Fast forward: Trek Day 6

As I am already back in the US, I have gotten a bit lax with my blogging. Thus, I'm going to skip day 5 and go straight to day 6: Deurali to Annapurna Base Camp

I must begin this entry with a simple fact: when traveling, I instantly judge anyone with an American accent. Usually, my judgement is proven wrong within the first conversation. However, we sat next to some Alaskans at lunch today, and based on their conversation with a pair of Swiss men, I wanted to punch them in the face. They were a couple, younger than us, the girl still in school and the guy a fisherman. The statement that made me never want to talk to them- "I got food poisoning in Pokhara, maybe from some mutton moms I ate, or maybe that steak I had. I had the steak because, I figured there are a lot of cows around, there must be good steak." In addition to noting that there was nothing to do in Pokhara, claiming that Americans get an average of 5 weeks of vacation a year, and other such comments, I deemed them guidebookless and completely ignorant. They also mentioned no less than three times that they were "competitive people" and had made it to ABC in less than 48 hours (which is quite stupid, and not admirable).

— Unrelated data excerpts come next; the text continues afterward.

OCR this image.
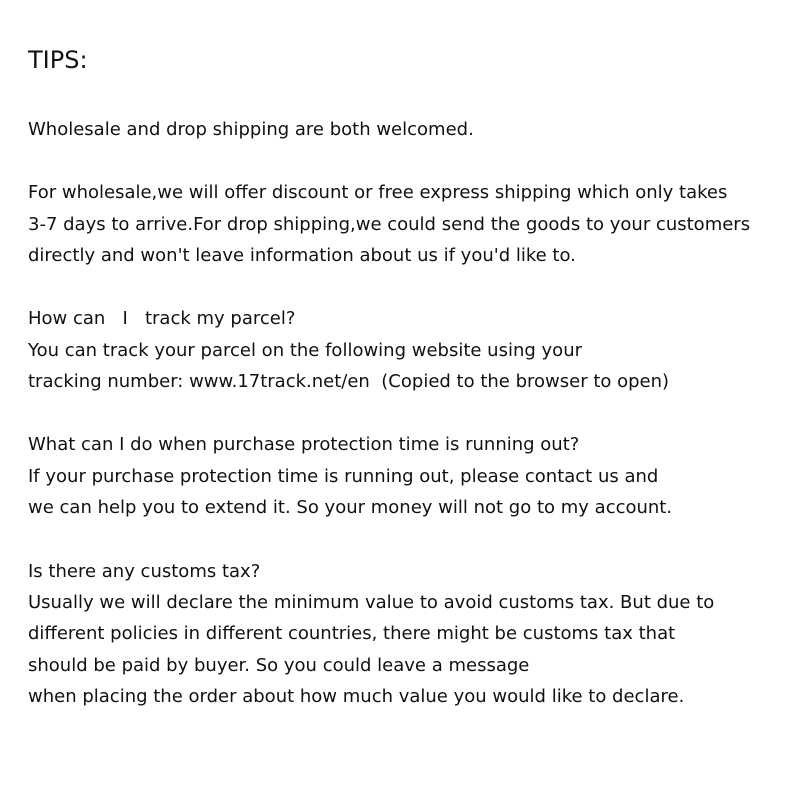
TIPS:

Wholesale and drop shipping are both welcomed.

For wholesale,we will offer discount or free express shipping which only takes

3-7 days to arrive.For drop shipping,we could send the goods to your customers

directly and won't leave information about us if you'd like to.

How can   I   track my parcel?

You can track your parcel on the following website using your

tracking number: www.17track.net/en  (Copied to the browser to open)

What can I do when purchase protection time is running out?

If your purchase protection time is running out, please contact us and

we can help you to extend it. So your money will not go to my account.

Is there any customs tax?

Usually we will declare the minimum value to avoid customs tax. But due to

different policies in different countries, there might be customs tax that

should be paid by buyer. So you could leave a message

when placing the order about how much value you would like to declare.
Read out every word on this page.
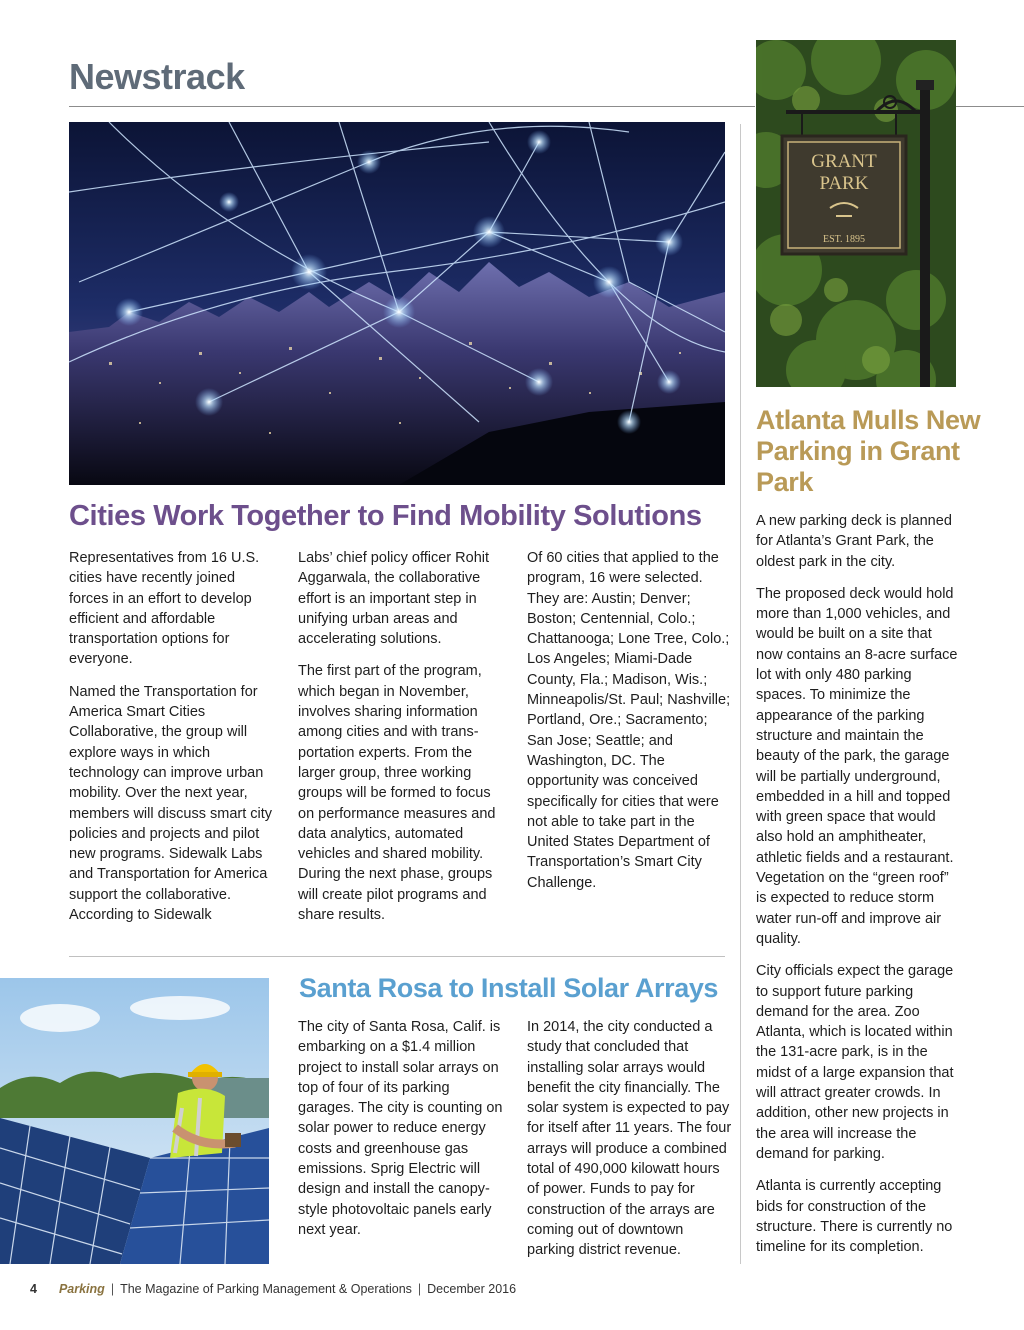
Newstrack
GRANT
PARK
EST. 1895
Cities Work Together to Find Mobility Solutions

Representatives from 16 U.S. cities have recently joined forces in an effort to develop efficient and affordable transportation options for everyone.

Named the Transportation for America Smart Cities Collaborative, the group will explore ways in which technology can improve urban mobility. Over the next year, members will discuss smart city policies and projects and pilot new programs. Sidewalk Labs and Transportation for America support the collaborative. According to Sidewalk

Labs’ chief policy officer Rohit Aggarwala, the collaborative effort is an important step in unifying urban areas and accelerating solutions.

The first part of the program, which began in November, involves sharing information among cities and with transportation experts. From the larger group, three working groups will be formed to focus on performance measures and data analytics, automated vehicles and shared mobility. During the next phase, groups will create pilot programs and share results.

Of 60 cities that applied to the program, 16 were selected. They are: Austin; Denver; Boston; Centennial, Colo.; Chattanooga; Lone Tree, Colo.; Los Angeles; Miami-Dade County, Fla.; Madison, Wis.; Minneapolis/St. Paul; Nashville; Portland, Ore.; Sacramento; San Jose; Seattle; and Washington, DC. The opportunity was conceived specifically for cities that were not able to take part in the United States Department of Transportation’s Smart City Challenge.

Santa Rosa to Install Solar Arrays

The city of Santa Rosa, Calif. is embarking on a $1.4 million project to install solar arrays on top of four of its parking garages. The city is counting on solar power to reduce energy costs and greenhouse gas emissions. Sprig Electric will design and install the canopy-style photovoltaic panels early next year.

In 2014, the city conducted a study that concluded that installing solar arrays would benefit the city financially. The solar system is expected to pay for itself after 11 years. The four arrays will produce a combined total of 490,000 kilowatt hours of power. Funds to pay for construction of the arrays are coming out of downtown parking district revenue.

Atlanta Mulls New Parking in Grant Park

A new parking deck is planned for Atlanta’s Grant Park, the oldest park in the city.

The proposed deck would hold more than 1,000 vehicles, and would be built on a site that now contains an 8-acre surface lot with only 480 parking spaces. To minimize the appearance of the parking structure and maintain the beauty of the park, the garage will be partially underground, embedded in a hill and topped with green space that would also hold an amphitheater, athletic fields and a restaurant. Vegetation on the “green roof” is expected to reduce storm water run-off and improve air quality.

City officials expect the garage to support future parking demand for the area. Zoo Atlanta, which is located within the 131-acre park, is in the midst of a large expansion that will attract greater crowds. In addition, other new projects in the area will increase the demand for parking.

Atlanta is currently accepting bids for construction of the structure. There is currently no timeline for its completion.

4 Parking | The Magazine of Parking Management & Operations | December 2016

Lame folks aside, today was a grand day in the form of scenery, but definitely my most difficult day yet. At about 11pm last night a mouse discovered that Ben had left his bag of masala peanuts out. Originally thinking Ben was getting a late night snack, I quickly realized that the relentless mouse had discovered our stash. Even after putting away the peanuts, the mouse continued to search the room, digging through pockets and skittering across our beds. I slept with my jacket wrapped around my head and my body wrapped tightly in my blanket, so as to make the least contact possible with Mr. Mouse. The tumultuous night made us the latest risers at our lodge, and when we began that morning, my body didn't want to move. At all. My breakfast was weighing me down, every step seemed to take 1,000x the normal effort, and I hardly paid attention to the scenery I focused on my own body so much.

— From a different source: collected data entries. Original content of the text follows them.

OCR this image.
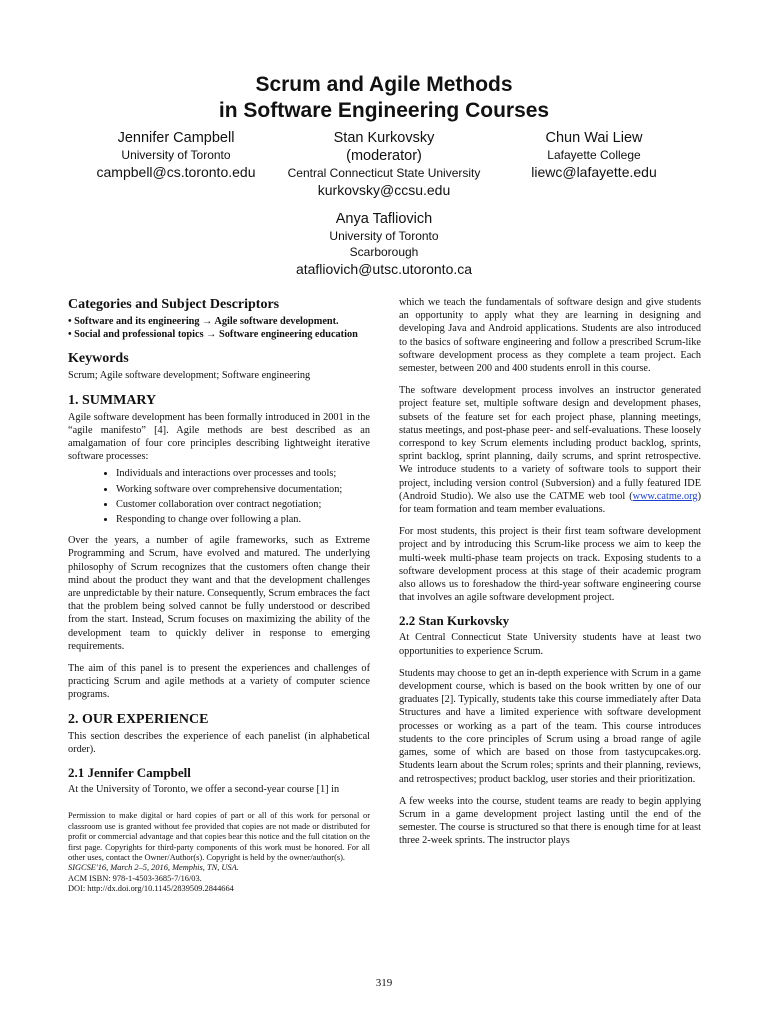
Scrum and Agile Methods
in Software Engineering Courses
Jennifer Campbell
University of Toronto
campbell@cs.toronto.edu
Stan Kurkovsky
(moderator)
Central Connecticut State University
kurkovsky@ccsu.edu
Chun Wai Liew
Lafayette College
liewc@lafayette.edu
Anya Tafliovich
University of Toronto
Scarborough
atafliovich@utsc.utoronto.ca
Categories and Subject Descriptors
• Software and its engineering → Agile software development.
• Social and professional topics → Software engineering education
Keywords

Scrum; Agile software development; Software engineering

1. SUMMARY

Agile software development has been formally introduced in 2001 in the “agile manifesto” [4]. Agile methods are best described as an amalgamation of four core principles describing lightweight iterative software processes:

• Individuals and interactions over processes and tools;
• Working software over comprehensive documentation;
• Customer collaboration over contract negotiation;
• Responding to change over following a plan.

Over the years, a number of agile frameworks, such as Extreme Programming and Scrum, have evolved and matured. The underlying philosophy of Scrum recognizes that the customers often change their mind about the product they want and that the development challenges are unpredictable by their nature. Consequently, Scrum embraces the fact that the problem being solved cannot be fully understood or described from the start. Instead, Scrum focuses on maximizing the ability of the development team to quickly deliver in response to emerging requirements.

The aim of this panel is to present the experiences and challenges of practicing Scrum and agile methods at a variety of computer science programs.

2. OUR EXPERIENCE

This section describes the experience of each panelist (in alphabetical order).

2.1 Jennifer Campbell

At the University of Toronto, we offer a second-year course [1] in

Permission to make digital or hard copies of part or all of this work for personal or classroom use is granted without fee provided that copies are not made or distributed for profit or commercial advantage and that copies bear this notice and the full citation on the first page. Copyrights for third-party components of this work must be honored. For all other uses, contact the Owner/Author(s). Copyright is held by the owner/author(s).
SIGCSE'16, March 2–5, 2016, Memphis, TN, USA.
ACM ISBN: 978-1-4503-3685-7/16/03.
DOI: http://dx.doi.org/10.1145/2839509.2844664

which we teach the fundamentals of software design and give students an opportunity to apply what they are learning in designing and developing Java and Android applications. Students are also introduced to the basics of software engineering and follow a prescribed Scrum-like software development process as they complete a team project. Each semester, between 200 and 400 students enroll in this course.

The software development process involves an instructor generated project feature set, multiple software design and development phases, subsets of the feature set for each project phase, planning meetings, status meetings, and post-phase peer- and self-evaluations. These loosely correspond to key Scrum elements including product backlog, sprints, sprint backlog, sprint planning, daily scrums, and sprint retrospective. We introduce students to a variety of software tools to support their project, including version control (Subversion) and a fully featured IDE (Android Studio). We also use the CATME web tool (www.catme.org) for team formation and team member evaluations.

For most students, this project is their first team software development project and by introducing this Scrum-like process we aim to keep the multi-week multi-phase team projects on track. Exposing students to a software development process at this stage of their academic program also allows us to foreshadow the third-year software engineering course that involves an agile software development project.

2.2 Stan Kurkovsky

At Central Connecticut State University students have at least two opportunities to experience Scrum.

Students may choose to get an in-depth experience with Scrum in a game development course, which is based on the book written by one of our graduates [2]. Typically, students take this course immediately after Data Structures and have a limited experience with software development processes or working as a part of the team. This course introduces students to the core principles of Scrum using a broad range of agile games, some of which are based on those from tastycupcakes.org. Students learn about the Scrum roles; sprints and their planning, reviews, and retrospectives; product backlog, user stories and their prioritization.

A few weeks into the course, student teams are ready to begin applying Scrum in a game development project lasting until the end of the semester. The course is structured so that there is enough time for at least three 2-week sprints. The instructor plays

319
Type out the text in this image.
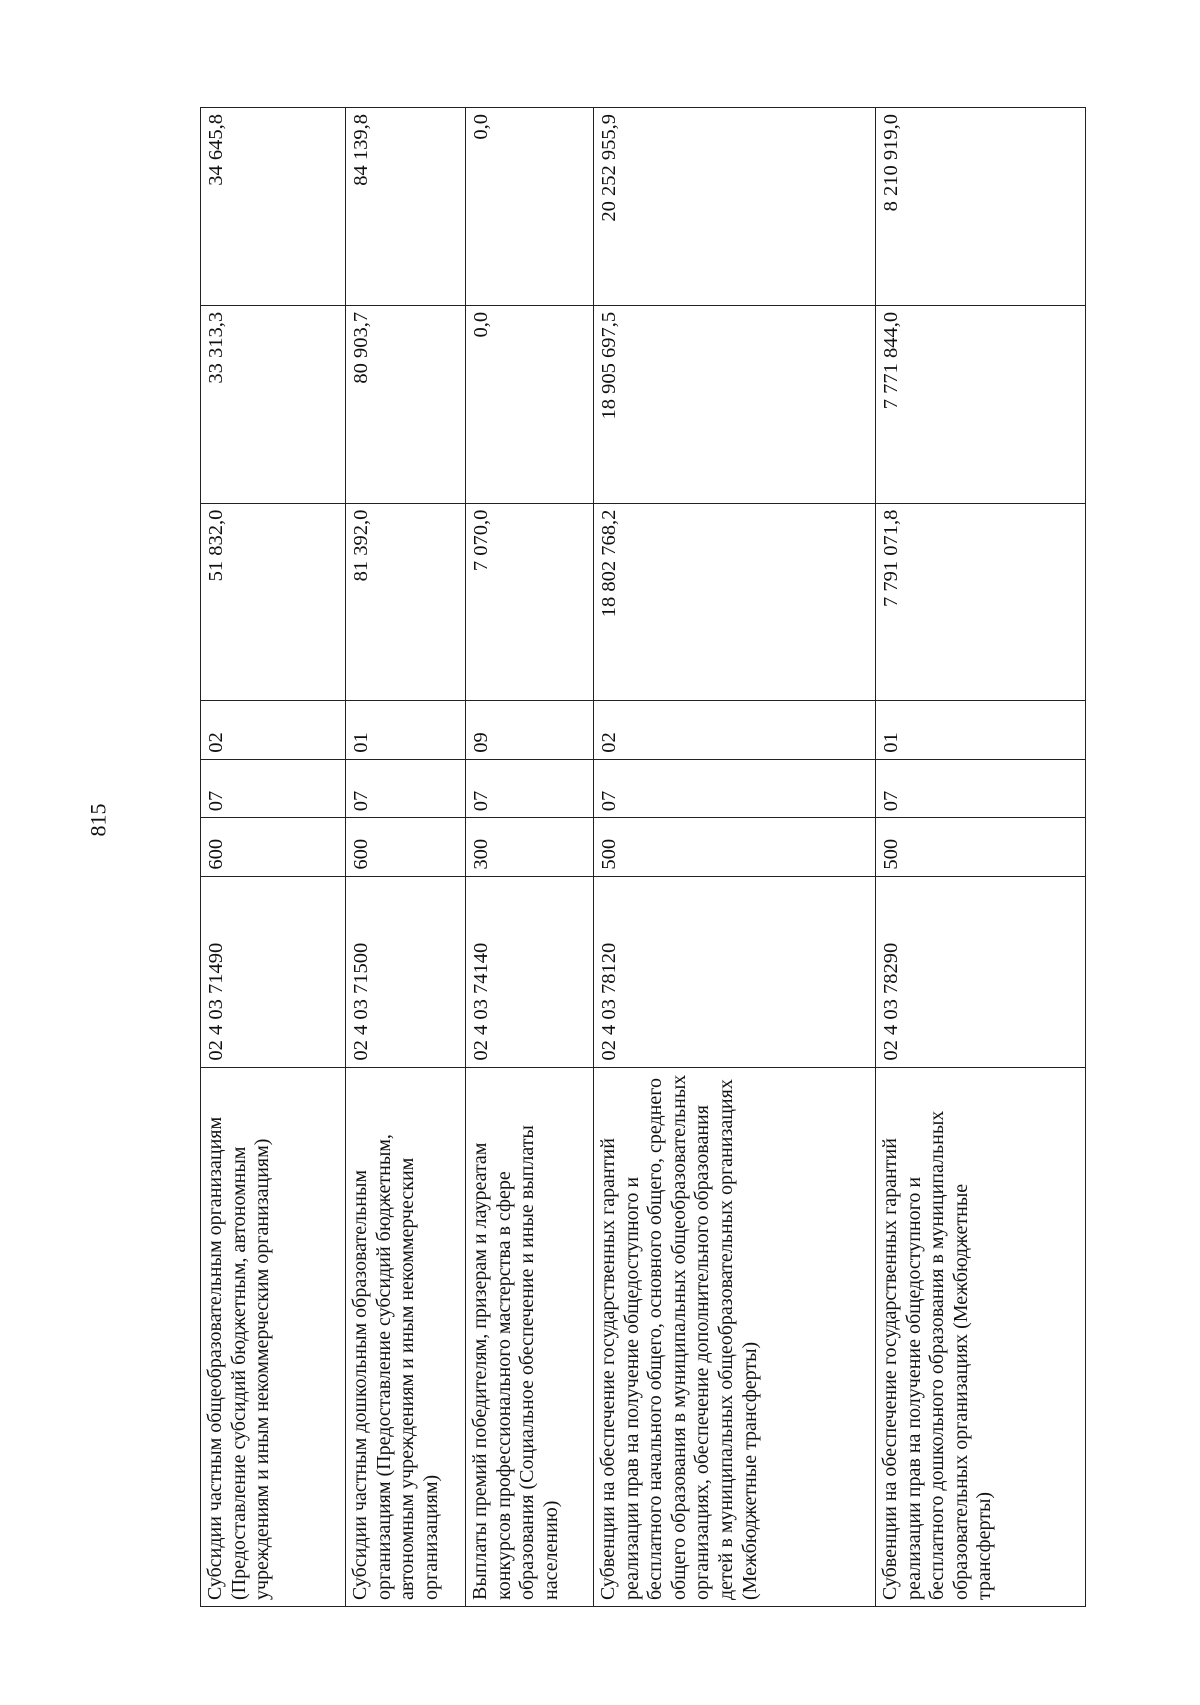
815
Субсидии частным общеобразовательным организациям (Предоставление субсидий бюджетным, автономным учреждениям и иным некоммерческим организациям)	02 4 03 71490	600	07	02	51 832,0	33 313,3	34 645,8
Субсидии частным дошкольным образовательным организациям (Предоставление субсидий бюджетным, автономным учреждениям и иным некоммерческим организациям)	02 4 03 71500	600	07	01	81 392,0	80 903,7	84 139,8
Выплаты премий победителям, призерам и лауреатам конкурсов профессионального мастерства в сфере образования (Социальное обеспечение и иные выплаты населению)	02 4 03 74140	300	07	09	7 070,0	0,0	0,0
Субвенции на обеспечение государственных гарантий реализации прав на получение общедоступного и бесплатного начального общего, основного общего, среднего общего образования в муниципальных общеобразовательных организациях, обеспечение дополнительного образования детей в муниципальных общеобразовательных организациях (Межбюджетные трансферты)	02 4 03 78120	500	07	02	18 802 768,2	18 905 697,5	20 252 955,9
Субвенции на обеспечение государственных гарантий реализации прав на получение общедоступного и бесплатного дошкольного образования в муниципальных образовательных организациях (Межбюджетные трансферты)	02 4 03 78290	500	07	01	7 791 071,8	7 771 844,0	8 210 919,0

Luckily, after about an hour and a half, we reached Macchapucchare Base Camp (MBC), I downed a Snickers, and felt a million times better. Perhaps the blood sugar was just a little low! The valleys around MBC were amazing, as only pictures and memories can tell:

After MBC, the dense forests had completely cleared and turned to alpine tundra. We followed a river up, up, up- marveling at small royal bluebirds as they flitted around the banks (still have no idea what they were...). It turned cold quickly in the cloud cover, and we frequently sought shelter behindlarge boulders that lined the path. The valley got slightly wider, and we tried to spot that sheep, but to no avail. Every so often Macchapucchare would appear (the "Fishtail" mountain), unfathomably high behind the curtain of clouds. Though we have had glimpses of the surrounding peaks throughout the afternoon, we will not be able to see the full panorama until morning. I hope to photograph the stars and the moon on the peaks tonight, if I am not too cold to get out of my bed! There is quite a long path along the glacier basin that we hope to tackle tomorrow, winding its way to about 14,500/15,000 ft.